GEPA (Genetic-Pareto) is a prompt optimization algorithm that learns from trial and error, using LLM-based reflection to understand failures and guide prompt evolution. Here's a simplified view of how it works:

  1. Run & Collect: It runs the agent with a candidate prompt on a few training examples to collect interaction trajectories.
  2. Reflect: It gives the trajectories of failed rollouts to a "reflection" model, which analyzes what went wrong and generates high-level insights or "rules" for improvement. For example, it might notice "The agent should always confirm the order number before issuing a refund."
  3. Evolve: It uses these insights to propose new candidate prompts by editing existing prompts or combining ideas from different successful ones, inspired by genetic algorithms.
  4. Evaluate & Select: It evaluates these new prompts on a validation set and keeps only the best-performing, diverse set of prompts (the "Pareto frontier").
  5. Repeat: It repeats this loop—collect, reflect, evolve, evaluate—until it reaches its budget (max_metric_calls).

This can result in a more detailed and robust prompt that has learned from its mistakes, and capturing nuances that are sometimes difficult to discover through manual prompt engineering.

Running the experiment

The easiest way to run this demo is through the provided Colab notebook: gepa_tau_bench.ipynb.

Alternatively, you can run GEPA optimization using the run_experiment.py script:

python -m run_experiment \
  --output_dir=/path/to/gepa_experiments/ \
  --num_eval_trials=8 \
  --max_concurrency=32 \
  --train_batch_size=8

To run only evaluation with the seed prompt, use --eval_mode:

python -m run_experiment \
  --output_dir=/path/to/gepa_experiments/ \
  --num_eval_trials=8 \
  --max_concurrency=32 \
  --eval_mode

Choosing Hyperparameters

Setting the right hyperparameters is crucial for a successful and efficient run.
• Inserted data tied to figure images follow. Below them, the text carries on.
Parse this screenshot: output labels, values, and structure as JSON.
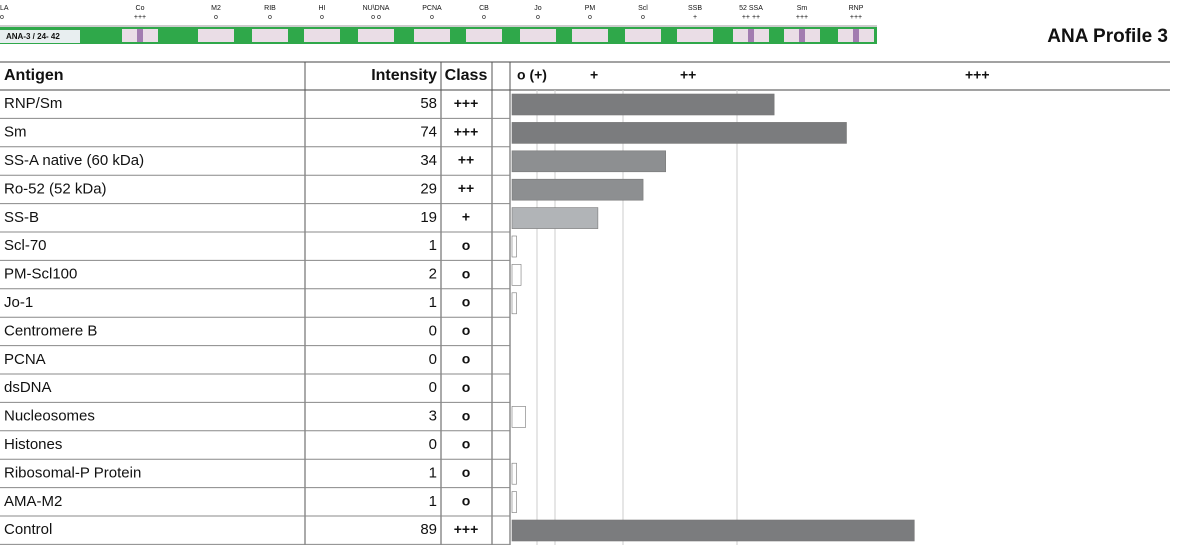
{
  "title": "ANA Profile 3",
  "strip": {
    "label": "ANA-3 / 24- 42",
    "bands": [
      {
        "name": "LA",
        "mark": "o"
      },
      {
        "name": "Co",
        "mark": "+++"
      },
      {
        "name": "M2",
        "mark": "o"
      },
      {
        "name": "RIB",
        "mark": "o"
      },
      {
        "name": "HI",
        "mark": "o"
      },
      {
        "name": "NU\\DNA",
        "mark": "o  o"
      },
      {
        "name": "PCNA",
        "mark": "o"
      },
      {
        "name": "CB",
        "mark": "o"
      },
      {
        "name": "Jo",
        "mark": "o"
      },
      {
        "name": "PM",
        "mark": "o"
      },
      {
        "name": "Scl",
        "mark": "o"
      },
      {
        "name": "SSB",
        "mark": "+"
      },
      {
        "name": "52 SSA",
        "mark": "++  ++"
      },
      {
        "name": "Sm",
        "mark": "+++"
      },
      {
        "name": "RNP",
        "mark": "+++"
      }
    ]
  },
  "table": {
    "headers": [
      "Antigen",
      "Intensity",
      "Class"
    ],
    "scale": [
      "o (+)",
      "+",
      "++",
      "+++"
    ],
    "rows": [
      {
        "antigen": "RNP/Sm",
        "intensity": 58,
        "class": "+++",
        "color": "#7b7c7e"
      },
      {
        "antigen": "Sm",
        "intensity": 74,
        "class": "+++",
        "color": "#7b7c7e"
      },
      {
        "antigen": "SS-A native (60 kDa)",
        "intensity": 34,
        "class": "++",
        "color": "#8d8f91"
      },
      {
        "antigen": "Ro-52 (52 kDa)",
        "intensity": 29,
        "class": "++",
        "color": "#8d8f91"
      },
      {
        "antigen": "SS-B",
        "intensity": 19,
        "class": "+",
        "color": "#b1b4b7"
      },
      {
        "antigen": "Scl-70",
        "intensity": 1,
        "class": "o",
        "color": "#ffffff"
      },
      {
        "antigen": "PM-Scl100",
        "intensity": 2,
        "class": "o",
        "color": "#ffffff"
      },
      {
        "antigen": "Jo-1",
        "intensity": 1,
        "class": "o",
        "color": "#ffffff"
      },
      {
        "antigen": "Centromere B",
        "intensity": 0,
        "class": "o",
        "color": "#ffffff"
      },
      {
        "antigen": "PCNA",
        "intensity": 0,
        "class": "o",
        "color": "#ffffff"
      },
      {
        "antigen": "dsDNA",
        "intensity": 0,
        "class": "o",
        "color": "#ffffff"
      },
      {
        "antigen": "Nucleosomes",
        "intensity": 3,
        "class": "o",
        "color": "#ffffff"
      },
      {
        "antigen": "Histones",
        "intensity": 0,
        "class": "o",
        "color": "#ffffff"
      },
      {
        "antigen": "Ribosomal-P Protein",
        "intensity": 1,
        "class": "o",
        "color": "#ffffff"
      },
      {
        "antigen": "AMA-M2",
        "intensity": 1,
        "class": "o",
        "color": "#ffffff"
      },
      {
        "antigen": "Control",
        "intensity": 89,
        "class": "+++",
        "color": "#7b7c7e"
      }
    ]
  }
}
The following hyperparameters can be set via command-line flags in run_experiment.py:

  • --max_metric_calls: Total budget for GEPA prompt evaluations. This is the main control for runtime/cost. One could start with 100 and increase to 500+ for further optimization.
  • --eval_set_size: Size of the dev set to use for Pareto frontier evaluation in GEPA. If None, uses all available dev tasks. A larger size gives a more stable, less noisy fitness score with more coverage but is more expensive and slows down the GEPA runtime. A few tens of examples might suffice for simpler tasks and up to a few hundreds for more complex and variable tasks.
  • --train_batch_size: Number of trajectories sampled from rollouts to be used by the reflection model in each GEPA step to generate prompt improvements. This corresponds to the mini-batch size in GEPA used as a fast, preliminary filter for new candidate prompts. It trades-off signal quality and cost of evaluation. The GEPA paper uses a default of 3. Increasing the batch size may help provide a more stable signal and estimate of a prompt quality but entails higher cost and less iterations, given a fixed budget. One can start with a low value and increase the size if significant variations are observed.
  • --num_eval_trials: Number of times each task is run during evaluation. Higher values give more stable evaluation metrics but increase runtime. Recommended: 4-8.
  • --num_test_records: Size of the test set for final evaluation of the optimized prompt. If None, uses all available test tasks.

LLM-based Rater

When agent reward signals are not available, you can instead use an LLM rater by setting the --use_rater flag.

This rater evaluates agent trajectories based on a rubric assessing whether "The agent fulfilled the user's primary request." It provides a score (0 or 1) and detailed feedback including evidence and rationale for its verdict. This score is then used by GEPA as the fitness function to optimize. The rater is implemented in rater_lib.py.